With temperatures higher than normal, from Antarctica to the North Pole, the last frontier did not escape the impacts of the world wide heat. “Some places in the western Northwest Territories saw temperatures as high as a hundred degrees at the same latitude as Fairbanks,” explained Thoman.

While Fairbanks was able to avoid triple digit temperatures, the neighboring communities still saw record highs. Just off of the Alaska Highway in Northway, about 260 miles east of Fairbanks, the record high of 88°F was seen once again. It was also the warmest July on record for the interior, but it wasn’t the warmest month. “In most places, June of 2004 was a little bit warmer,” said Thoman.

Despite disparity, the interior still saw multiple record highs for the night time lows, keeping the average temperature high on the data tables and keeping the area warmer overall.

Those long term trends are significant for climate data and observed patterns and trends. “That’s what’s really going to be driving things like permafrost thawing, things like insect activity in the boreal forest,” Thoman said.

Those changes are problematic for many reasons, from degradation of forests to increased fuels for wildfires, and looking towards an urban setting, it also increase the amount of frost heaves.

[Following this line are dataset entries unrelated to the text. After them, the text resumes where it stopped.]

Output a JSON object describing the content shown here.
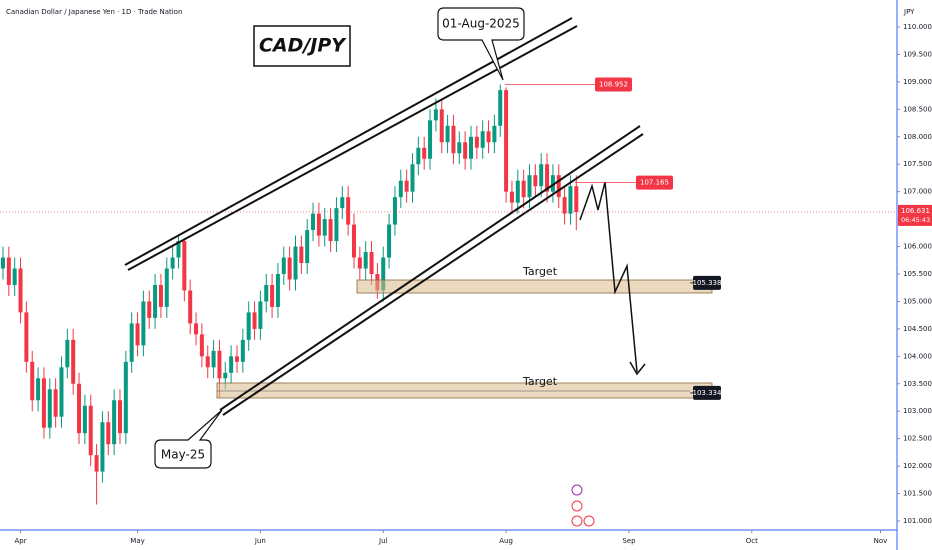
{
  "header": {
    "symbol": "Canadian Dollar / Japanese Yen · 1D · Trade Nation",
    "currency": "JPY"
  },
  "chart_data": {
    "type": "candlestick",
    "title": "CAD/JPY",
    "annotations": {
      "peak": "01-Aug-2025",
      "low": "May-25",
      "target1": "Target",
      "target2": "Target"
    },
    "up_color": "#089981",
    "down_color": "#f23645",
    "open": [
      105.6,
      105.8,
      105.3,
      105.6,
      104.8,
      103.9,
      103.2,
      103.6,
      102.7,
      103.4,
      102.9,
      103.8,
      104.3,
      103.5,
      102.6,
      103.1,
      102.2,
      101.9,
      102.8,
      102.4,
      103.2,
      102.6,
      103.9,
      104.6,
      104.2,
      105.0,
      104.7,
      105.3,
      104.9,
      105.6,
      105.8,
      106.1,
      105.2,
      104.6,
      104.4,
      104.0,
      103.8,
      104.1,
      103.6,
      103.7,
      104.0,
      103.9,
      104.3,
      104.8,
      104.5,
      105.0,
      105.3,
      104.9,
      105.5,
      105.8,
      105.4,
      106.0,
      105.7,
      106.3,
      106.6,
      106.2,
      106.5,
      106.1,
      106.7,
      106.9,
      106.4,
      105.8,
      105.6,
      105.9,
      105.5,
      105.2,
      105.8,
      106.4,
      106.9,
      107.2,
      107.0,
      107.5,
      107.8,
      107.6,
      108.3,
      108.5,
      107.9,
      108.2,
      107.7,
      107.9,
      107.6,
      108.0,
      107.8,
      108.1,
      107.9,
      108.2,
      108.85,
      107.0,
      106.8,
      107.2,
      106.9,
      107.3,
      107.1,
      107.5,
      107.0,
      107.3,
      106.9,
      106.6,
      107.1
    ],
    "high": [
      106.0,
      106.0,
      105.8,
      105.8,
      105.0,
      104.1,
      103.8,
      103.8,
      103.6,
      103.6,
      104.0,
      104.5,
      104.5,
      103.7,
      103.3,
      103.3,
      102.4,
      103.0,
      103.0,
      103.4,
      103.4,
      104.1,
      104.8,
      104.8,
      105.2,
      105.2,
      105.5,
      105.5,
      105.8,
      106.0,
      106.22,
      106.15,
      105.4,
      104.8,
      104.6,
      104.2,
      104.3,
      104.3,
      103.9,
      104.2,
      104.2,
      104.5,
      105.0,
      105.0,
      105.2,
      105.5,
      105.5,
      105.7,
      106.0,
      106.0,
      106.2,
      106.2,
      106.5,
      106.8,
      106.8,
      106.7,
      106.7,
      106.9,
      107.1,
      107.1,
      106.6,
      106.0,
      106.1,
      106.1,
      105.7,
      106.0,
      106.6,
      107.1,
      107.4,
      107.4,
      107.7,
      108.0,
      108.0,
      108.5,
      108.7,
      108.7,
      108.4,
      108.4,
      108.1,
      108.1,
      108.2,
      108.2,
      108.3,
      108.3,
      108.4,
      108.952,
      108.9,
      107.2,
      107.4,
      107.4,
      107.5,
      107.5,
      107.7,
      107.7,
      107.5,
      107.5,
      107.1,
      107.3,
      107.3
    ],
    "low": [
      105.4,
      105.1,
      105.1,
      104.6,
      103.7,
      103.0,
      103.0,
      102.5,
      102.5,
      102.7,
      102.7,
      103.6,
      103.3,
      102.4,
      102.4,
      102.0,
      101.3,
      101.7,
      102.2,
      102.2,
      102.4,
      102.4,
      103.7,
      104.0,
      104.0,
      104.5,
      104.5,
      104.7,
      104.7,
      105.4,
      105.6,
      105.0,
      104.4,
      104.2,
      103.8,
      103.6,
      103.6,
      103.25,
      103.4,
      103.5,
      103.7,
      103.7,
      104.1,
      104.3,
      104.3,
      104.8,
      104.7,
      104.7,
      105.3,
      105.2,
      105.2,
      105.5,
      105.5,
      106.1,
      106.0,
      106.0,
      105.9,
      105.9,
      106.5,
      106.2,
      105.6,
      105.4,
      105.4,
      105.3,
      105.05,
      105.0,
      105.6,
      106.2,
      106.7,
      106.8,
      106.8,
      107.3,
      107.4,
      107.4,
      108.1,
      107.7,
      107.7,
      107.5,
      107.5,
      107.4,
      107.4,
      107.6,
      107.6,
      107.7,
      107.7,
      108.0,
      106.8,
      106.6,
      106.6,
      106.7,
      106.7,
      106.9,
      106.9,
      106.8,
      106.8,
      106.7,
      106.4,
      106.4,
      106.3
    ],
    "close": [
      105.8,
      105.3,
      105.6,
      104.8,
      103.9,
      103.2,
      103.6,
      102.7,
      103.4,
      102.9,
      103.8,
      104.3,
      103.5,
      102.6,
      103.1,
      102.2,
      101.9,
      102.8,
      102.4,
      103.2,
      102.6,
      103.9,
      104.6,
      104.2,
      105.0,
      104.7,
      105.3,
      104.9,
      105.6,
      105.8,
      106.1,
      105.2,
      104.6,
      104.4,
      104.0,
      103.8,
      104.1,
      103.6,
      103.7,
      104.0,
      103.9,
      104.3,
      104.8,
      104.5,
      105.0,
      105.3,
      104.9,
      105.5,
      105.8,
      105.4,
      106.0,
      105.7,
      106.3,
      106.6,
      106.2,
      106.5,
      106.1,
      106.7,
      106.9,
      106.4,
      105.8,
      105.6,
      105.9,
      105.5,
      105.2,
      105.8,
      106.4,
      106.9,
      107.2,
      107.0,
      107.5,
      107.8,
      107.6,
      108.3,
      108.5,
      107.9,
      108.2,
      107.7,
      107.9,
      107.6,
      108.0,
      107.8,
      108.1,
      107.9,
      108.2,
      108.85,
      107.0,
      106.8,
      107.2,
      106.9,
      107.3,
      107.1,
      107.5,
      107.0,
      107.3,
      106.9,
      106.6,
      107.1,
      106.63
    ],
    "xlim": [
      -0.51,
      152.82
    ],
    "xticks": [
      {
        "value": 3,
        "label": "Apr"
      },
      {
        "value": 23,
        "label": "May"
      },
      {
        "value": 44,
        "label": "Jun"
      },
      {
        "value": 65,
        "label": "Jul"
      },
      {
        "value": 86,
        "label": "Aug"
      },
      {
        "value": 107,
        "label": "Sep"
      },
      {
        "value": 128,
        "label": "Oct"
      },
      {
        "value": 150,
        "label": "Nov"
      }
    ],
    "ylim": [
      100.836,
      110.492
    ],
    "yticks": [
      {
        "value": 101,
        "label": "101.000"
      },
      {
        "value": 101.5,
        "label": "101.500"
      },
      {
        "value": 102,
        "label": "102.000"
      },
      {
        "value": 102.5,
        "label": "102.500"
      },
      {
        "value": 103,
        "label": "103.000"
      },
      {
        "value": 103.5,
        "label": "103.500"
      },
      {
        "value": 104,
        "label": "104.000"
      },
      {
        "value": 104.5,
        "label": "104.500"
      },
      {
        "value": 105,
        "label": "105.000"
      },
      {
        "value": 105.5,
        "label": "105.500"
      },
      {
        "value": 106,
        "label": "106.000"
      },
      {
        "value": 106.5,
        "label": "106.500"
      },
      {
        "value": 107,
        "label": "107.000"
      },
      {
        "value": 107.5,
        "label": "107.500"
      },
      {
        "value": 108,
        "label": "108.000"
      },
      {
        "value": 108.5,
        "label": "108.500"
      },
      {
        "value": 109,
        "label": "109.000"
      },
      {
        "value": 109.5,
        "label": "109.500"
      },
      {
        "value": 110,
        "label": "110.000"
      }
    ],
    "levels": {
      "high": 108.952,
      "resistance": 107.165,
      "target1": 105.338,
      "target2": 103.334
    },
    "last": {
      "value": 106.631,
      "countdown": "06:45:43"
    },
    "grid": false
  }
}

More frost heaves means an increase in time and money spent of repairing roads, usually the same roads year after year.

Buildings also face similar dangers to frost heaves, as seen at military installations in the arctic. The Dept. of Defense has studied how changes to the environment, primarily increased temperatures, have caused massive shifts in permafrost which has lead to structural damages. Those damaged buildings pose a threat to national security and preparedness.

Permafrost isn’t the only change causing concern. “Everywhere in Alaska at this point... Every single glacier is losing mass,” Thoman said. This summer alone, Alaska has seen the devastating impacts of melting glaciers as Juneau suffered millions of dollars in structural damages after the Mendenhall Glacier experienced an outburst.

From wildfires to land giving way to water, all coastal and inland areas of Alaska will be susceptible to devastation of varying degree, as temperature increases are on the rise.